Take the opportunity to visit a part of the Yukon where you haven’t spent much time. Tombstone Park, for example, is spectacular. The park requires you to book a campsite. The online reservation system shows dates in July and August already booking up.
When was the last time you paddled the Yukon River to Dawson or rafted on the Tatshenshini? Local outfits offer a wide range of rentals and guided trips on the Yukon’s rivers. Some prominent local companies include Tatshenshini Expediting, Kanoe People and Up North Adventures.
Mountain biking adventures abound in the Yukon. In addition to the excellent trails around Whitehorse, there is the Montana Mountain Trail network near Carcross.

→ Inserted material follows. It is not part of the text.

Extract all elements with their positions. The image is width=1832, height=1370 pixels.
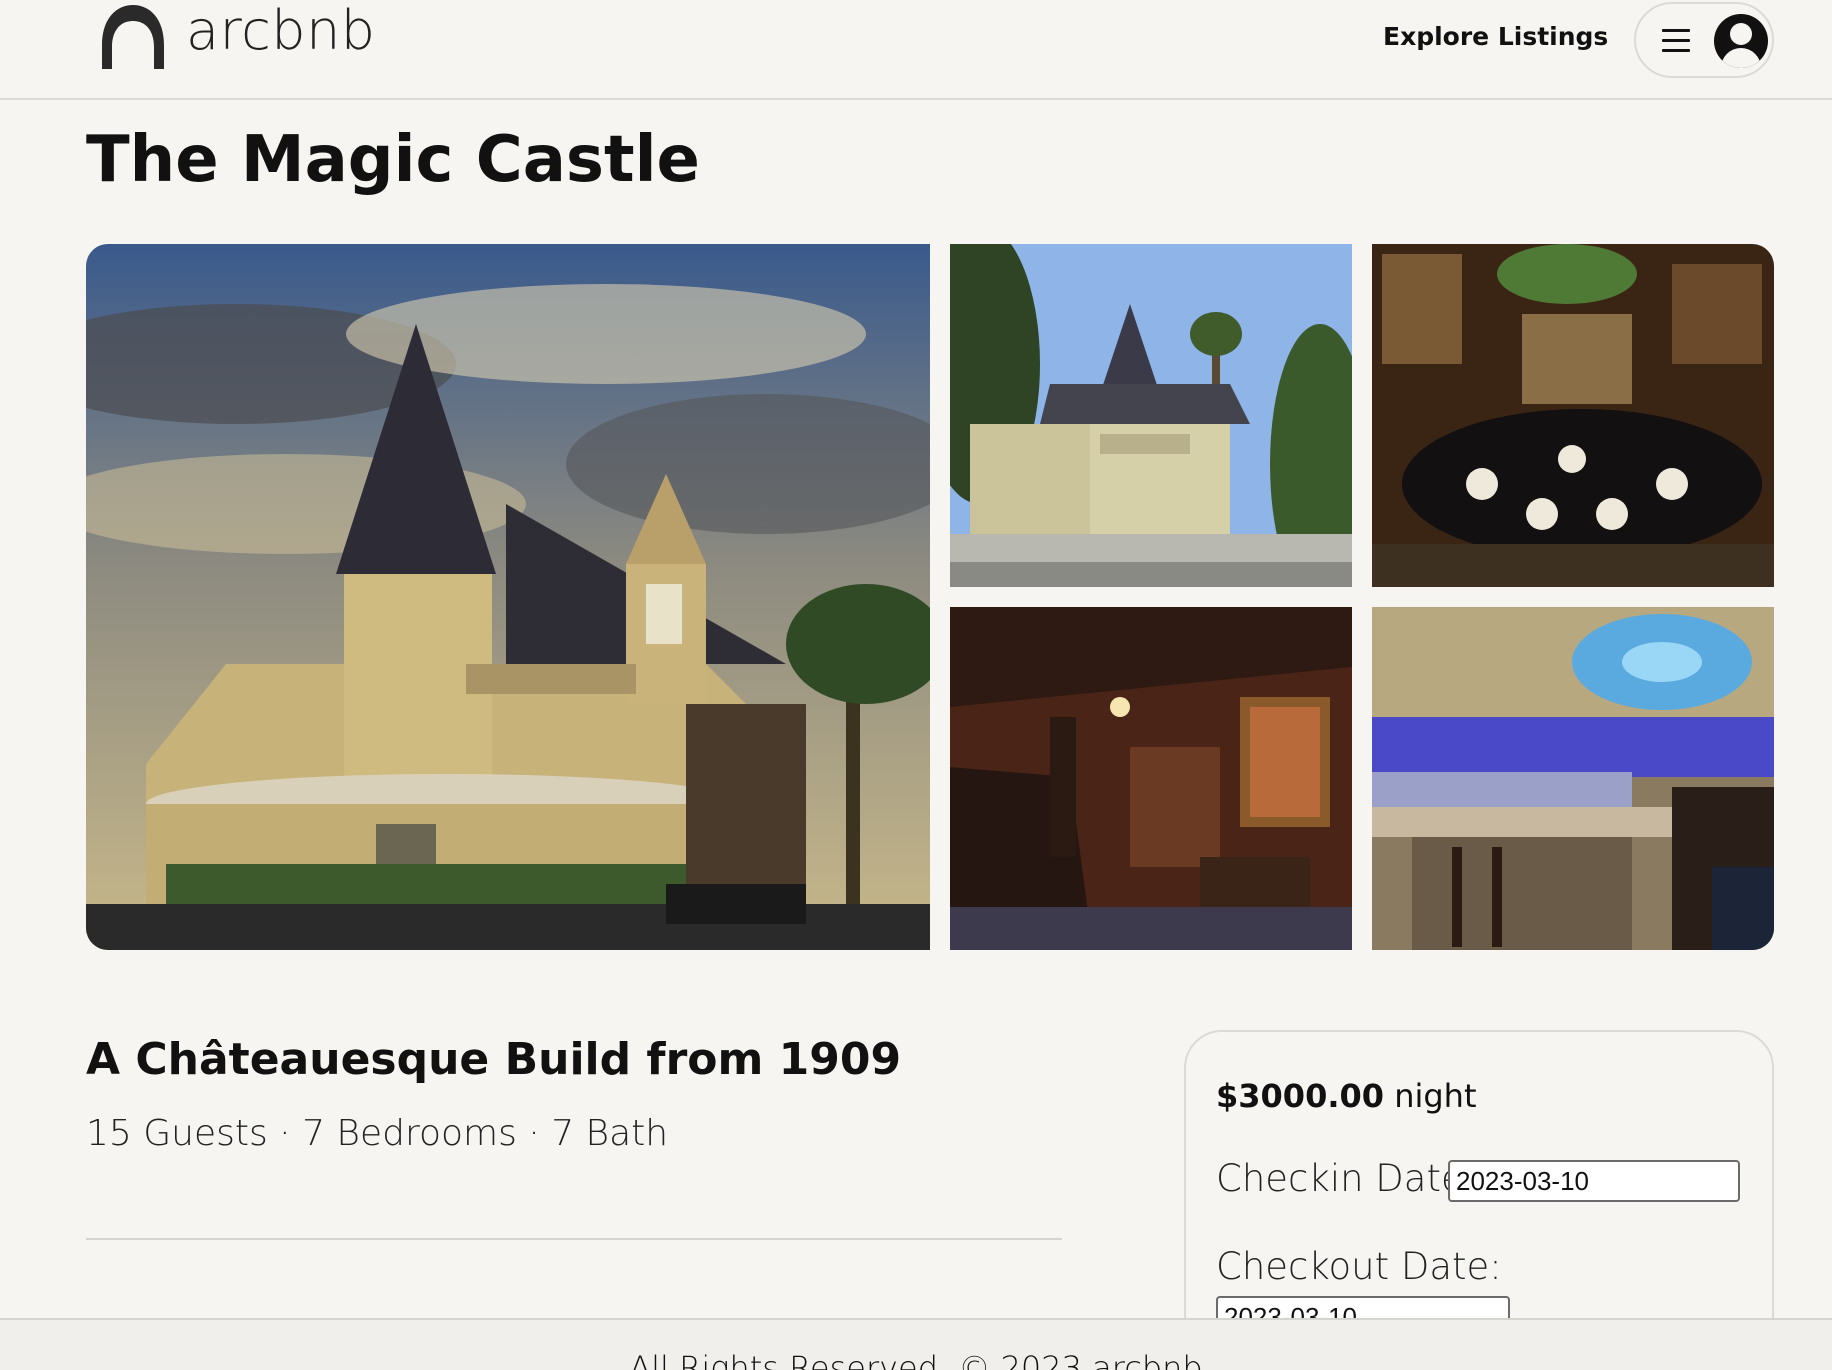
dining-room-photo[interactable] [1372,244,1774,587]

If your recent bike outings have seemed humdrum, you can indulge in a two-wheeled character-building exercise with an overnight pedal along the 82-kilometre Cottonwood Trail in Kluane. Be sure to inquire with the Parks Canada staff about trail conditions and how often you will get the opportunity to build upper-body muscles by carrying your bike over obstacles.
You could also make this the summer to try something new.
If you’re looking for an excuse for a bit more pandemic shopping, how about some new binoculars? The Yukon Bird Club offers field trips and blogs with the latest avian news, such as the arrival of the Mountain Bluebird. Their Twitter handle, @yukonbirds, is full of striking photos.
Or maybe a new fishing rod? There’s nothing like enjoying a fresh grayling dinner on a driftwood campfire. The Yukon Fish and Game Association has lots of tips and information for novices and veterans alike.
You might even make up for that woeful lack of Yukon travel coverage in the Outside media. Invite a friend or two from the big city to make some Yukon memories together, and help our friends in the Yukon tourism industry too.
Keith Halliday is a Yukon economist, author of the Aurore of the Yukon youth adventure novels and co-host of the Klondike Gold Rush History podcast. He is a Ma Murray award-winner for best columnist.